Every day they went for a walk by the canal, observing the changes as winter gave way to spring.
One night, as they sat chatting with a mug of hot chocolate she turned to him her face serious.
“Now the warmer weather is here I could be moving on, you know.” Mike’s face paled.
“Is that what you want? You don’t need to go. I love you being here.” He knew he wouldn’t cope without her. She was his memory. She took him to appointments, reminded him to eat, prompted him on the phone. She was good company. He loved her like an uncle. “Although I understand if you want to go. You have your own life to lead.” It was obvious that he was upset at the thought of losing her.

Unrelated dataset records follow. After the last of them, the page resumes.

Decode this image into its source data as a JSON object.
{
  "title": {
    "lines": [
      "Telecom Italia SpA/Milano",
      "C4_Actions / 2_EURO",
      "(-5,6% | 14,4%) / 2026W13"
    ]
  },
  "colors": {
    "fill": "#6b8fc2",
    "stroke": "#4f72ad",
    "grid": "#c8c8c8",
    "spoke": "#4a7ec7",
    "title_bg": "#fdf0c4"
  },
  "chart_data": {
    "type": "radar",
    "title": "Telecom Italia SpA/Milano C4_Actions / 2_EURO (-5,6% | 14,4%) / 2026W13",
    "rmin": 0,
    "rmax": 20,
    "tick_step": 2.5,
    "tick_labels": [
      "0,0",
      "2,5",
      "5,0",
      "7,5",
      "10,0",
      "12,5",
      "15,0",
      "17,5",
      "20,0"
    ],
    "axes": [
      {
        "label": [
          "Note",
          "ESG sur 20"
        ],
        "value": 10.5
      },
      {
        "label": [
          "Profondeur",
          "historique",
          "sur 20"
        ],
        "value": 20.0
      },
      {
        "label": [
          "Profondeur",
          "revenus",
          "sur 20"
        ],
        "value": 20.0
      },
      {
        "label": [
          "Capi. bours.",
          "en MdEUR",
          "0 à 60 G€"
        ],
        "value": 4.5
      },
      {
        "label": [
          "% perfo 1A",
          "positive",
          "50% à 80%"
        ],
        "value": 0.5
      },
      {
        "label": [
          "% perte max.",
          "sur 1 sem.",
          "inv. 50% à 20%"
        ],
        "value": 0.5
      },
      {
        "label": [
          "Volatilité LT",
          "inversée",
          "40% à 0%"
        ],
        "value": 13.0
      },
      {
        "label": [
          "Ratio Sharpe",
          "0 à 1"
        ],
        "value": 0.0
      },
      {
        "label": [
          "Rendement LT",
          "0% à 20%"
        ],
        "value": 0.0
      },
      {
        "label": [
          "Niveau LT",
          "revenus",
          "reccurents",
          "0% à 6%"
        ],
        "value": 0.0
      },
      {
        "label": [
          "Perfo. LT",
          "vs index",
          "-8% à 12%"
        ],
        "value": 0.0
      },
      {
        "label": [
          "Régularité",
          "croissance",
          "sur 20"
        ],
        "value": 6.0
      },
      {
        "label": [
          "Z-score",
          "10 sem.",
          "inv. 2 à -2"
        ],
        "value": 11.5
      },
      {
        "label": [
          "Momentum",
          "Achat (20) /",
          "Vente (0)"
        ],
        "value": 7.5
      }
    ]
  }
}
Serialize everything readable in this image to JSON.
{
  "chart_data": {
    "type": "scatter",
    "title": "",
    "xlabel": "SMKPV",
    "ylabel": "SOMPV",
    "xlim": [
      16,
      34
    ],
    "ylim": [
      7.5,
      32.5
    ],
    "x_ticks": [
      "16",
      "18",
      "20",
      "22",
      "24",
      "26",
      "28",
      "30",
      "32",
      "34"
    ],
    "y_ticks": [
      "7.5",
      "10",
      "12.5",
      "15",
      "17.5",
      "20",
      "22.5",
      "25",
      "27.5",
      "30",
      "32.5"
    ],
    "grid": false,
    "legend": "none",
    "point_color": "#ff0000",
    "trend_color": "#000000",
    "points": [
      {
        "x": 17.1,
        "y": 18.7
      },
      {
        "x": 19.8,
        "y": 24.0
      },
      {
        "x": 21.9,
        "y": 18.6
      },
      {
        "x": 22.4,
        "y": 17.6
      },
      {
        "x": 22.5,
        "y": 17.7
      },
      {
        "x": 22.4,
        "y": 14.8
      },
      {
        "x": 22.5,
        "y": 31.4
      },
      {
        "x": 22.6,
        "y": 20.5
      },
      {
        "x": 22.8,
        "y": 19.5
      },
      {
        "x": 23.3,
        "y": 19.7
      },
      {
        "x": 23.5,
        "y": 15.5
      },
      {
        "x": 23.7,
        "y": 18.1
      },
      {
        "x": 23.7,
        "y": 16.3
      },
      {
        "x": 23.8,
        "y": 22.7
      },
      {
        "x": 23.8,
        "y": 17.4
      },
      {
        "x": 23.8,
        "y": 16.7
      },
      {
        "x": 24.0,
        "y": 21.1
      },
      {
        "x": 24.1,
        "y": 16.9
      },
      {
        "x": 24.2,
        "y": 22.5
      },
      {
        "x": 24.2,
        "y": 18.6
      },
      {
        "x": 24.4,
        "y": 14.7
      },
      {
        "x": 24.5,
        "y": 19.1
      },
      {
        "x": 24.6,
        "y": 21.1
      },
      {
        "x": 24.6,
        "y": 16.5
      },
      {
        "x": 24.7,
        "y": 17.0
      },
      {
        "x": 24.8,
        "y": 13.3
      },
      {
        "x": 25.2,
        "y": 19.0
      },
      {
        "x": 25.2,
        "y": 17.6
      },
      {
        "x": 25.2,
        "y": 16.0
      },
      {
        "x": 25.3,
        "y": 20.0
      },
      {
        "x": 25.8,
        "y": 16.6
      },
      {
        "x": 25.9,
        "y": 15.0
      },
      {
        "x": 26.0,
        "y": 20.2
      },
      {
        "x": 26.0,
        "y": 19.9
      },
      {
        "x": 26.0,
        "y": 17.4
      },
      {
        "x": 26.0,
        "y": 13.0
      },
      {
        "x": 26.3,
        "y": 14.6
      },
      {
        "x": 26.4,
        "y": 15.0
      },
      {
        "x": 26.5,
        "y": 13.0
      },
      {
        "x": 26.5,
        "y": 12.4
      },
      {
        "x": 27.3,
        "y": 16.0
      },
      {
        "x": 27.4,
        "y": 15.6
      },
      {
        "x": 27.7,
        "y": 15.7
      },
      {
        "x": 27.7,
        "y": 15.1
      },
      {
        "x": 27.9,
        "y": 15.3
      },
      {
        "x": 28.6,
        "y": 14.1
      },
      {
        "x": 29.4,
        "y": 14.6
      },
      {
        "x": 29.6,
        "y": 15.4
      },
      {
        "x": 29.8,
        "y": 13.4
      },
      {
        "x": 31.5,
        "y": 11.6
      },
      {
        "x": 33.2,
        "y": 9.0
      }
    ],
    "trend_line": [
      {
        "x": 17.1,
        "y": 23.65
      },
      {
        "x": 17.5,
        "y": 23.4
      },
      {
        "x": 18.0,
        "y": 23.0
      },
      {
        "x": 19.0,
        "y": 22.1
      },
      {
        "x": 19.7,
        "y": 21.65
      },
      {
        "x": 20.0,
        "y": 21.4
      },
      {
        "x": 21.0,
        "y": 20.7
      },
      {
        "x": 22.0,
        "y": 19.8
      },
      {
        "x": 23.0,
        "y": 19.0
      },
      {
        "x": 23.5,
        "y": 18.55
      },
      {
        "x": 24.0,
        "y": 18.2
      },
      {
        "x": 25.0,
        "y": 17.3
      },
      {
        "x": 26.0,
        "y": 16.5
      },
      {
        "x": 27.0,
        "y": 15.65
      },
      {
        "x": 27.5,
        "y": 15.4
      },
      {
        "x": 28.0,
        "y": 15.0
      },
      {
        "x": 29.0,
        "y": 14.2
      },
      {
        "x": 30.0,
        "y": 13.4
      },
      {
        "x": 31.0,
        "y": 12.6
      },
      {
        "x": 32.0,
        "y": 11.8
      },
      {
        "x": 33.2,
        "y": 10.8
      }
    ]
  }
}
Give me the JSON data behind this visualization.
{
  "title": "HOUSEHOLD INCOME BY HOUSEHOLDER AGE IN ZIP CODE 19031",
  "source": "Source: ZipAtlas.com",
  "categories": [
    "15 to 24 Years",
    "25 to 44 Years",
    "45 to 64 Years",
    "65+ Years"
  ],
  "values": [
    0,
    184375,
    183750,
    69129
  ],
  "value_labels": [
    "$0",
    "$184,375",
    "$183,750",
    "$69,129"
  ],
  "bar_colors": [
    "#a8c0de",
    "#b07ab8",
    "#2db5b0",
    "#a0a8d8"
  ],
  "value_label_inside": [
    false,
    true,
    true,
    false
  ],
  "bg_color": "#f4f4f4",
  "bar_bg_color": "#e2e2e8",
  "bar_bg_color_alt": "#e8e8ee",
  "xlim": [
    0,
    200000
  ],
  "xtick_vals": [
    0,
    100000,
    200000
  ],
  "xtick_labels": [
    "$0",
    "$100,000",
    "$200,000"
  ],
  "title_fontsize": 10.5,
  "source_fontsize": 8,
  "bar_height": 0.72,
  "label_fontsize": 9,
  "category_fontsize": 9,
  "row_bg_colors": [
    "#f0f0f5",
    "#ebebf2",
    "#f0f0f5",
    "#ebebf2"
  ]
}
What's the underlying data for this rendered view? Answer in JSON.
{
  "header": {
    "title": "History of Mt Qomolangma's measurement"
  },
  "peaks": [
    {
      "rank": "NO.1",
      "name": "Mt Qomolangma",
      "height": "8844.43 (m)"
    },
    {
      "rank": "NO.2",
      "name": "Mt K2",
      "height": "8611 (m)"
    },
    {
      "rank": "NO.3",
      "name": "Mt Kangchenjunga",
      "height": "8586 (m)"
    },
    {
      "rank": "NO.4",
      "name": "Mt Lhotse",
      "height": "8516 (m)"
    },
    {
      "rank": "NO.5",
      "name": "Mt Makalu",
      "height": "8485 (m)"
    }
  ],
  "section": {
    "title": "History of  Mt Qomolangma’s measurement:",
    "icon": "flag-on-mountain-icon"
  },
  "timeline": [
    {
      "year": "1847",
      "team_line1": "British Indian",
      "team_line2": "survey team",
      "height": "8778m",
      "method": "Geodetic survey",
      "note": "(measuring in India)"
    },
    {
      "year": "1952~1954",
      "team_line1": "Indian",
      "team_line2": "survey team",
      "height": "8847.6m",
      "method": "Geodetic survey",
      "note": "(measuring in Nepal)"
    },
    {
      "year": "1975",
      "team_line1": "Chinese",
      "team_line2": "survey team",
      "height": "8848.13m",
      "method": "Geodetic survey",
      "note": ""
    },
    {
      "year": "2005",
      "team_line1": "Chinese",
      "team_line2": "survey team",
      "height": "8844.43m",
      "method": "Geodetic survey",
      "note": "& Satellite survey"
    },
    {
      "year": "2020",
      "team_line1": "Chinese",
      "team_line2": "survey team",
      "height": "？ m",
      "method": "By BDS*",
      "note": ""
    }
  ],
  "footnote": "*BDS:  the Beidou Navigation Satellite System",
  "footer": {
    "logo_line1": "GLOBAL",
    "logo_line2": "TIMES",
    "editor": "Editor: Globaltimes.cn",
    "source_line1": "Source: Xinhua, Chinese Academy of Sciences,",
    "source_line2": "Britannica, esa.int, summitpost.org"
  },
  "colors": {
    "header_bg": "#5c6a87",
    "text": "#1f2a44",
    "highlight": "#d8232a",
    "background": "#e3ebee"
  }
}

“I’ll be honest, Mike. I love being here with you. I have no family to speak of and I am happy to stay with you as long as you need me.” So, with sighs of relief all round it was decided. She could stay as long as she liked.
“There was something else I was going to say.” Lily was serious again. “I think you should get in touch with your sister. I found her address. We could give it a try, although she may have moved. I can help you write a letter.”
Later that month Mike’s sister, Lydia, arrived, having driven the 300 miles from her home down south. She was pleased to see her brother after all these years and was very grateful that he had Lily in his life.
“I thought you might think I was interfering,” said Lily uncertainly. “I know I’m not family, but I care about him.”
“He wouldn’t be coping without you I’m sure,” Lydia was astounded at the deterioration in her brother but tried not to show it. Unfortunately their mother had suffered from dementia for several years before her death so she knew what the future held for Mike. “As far as I am concerned you have become part of his family and I am grateful to you for that. Families come in all shapes and sizes.”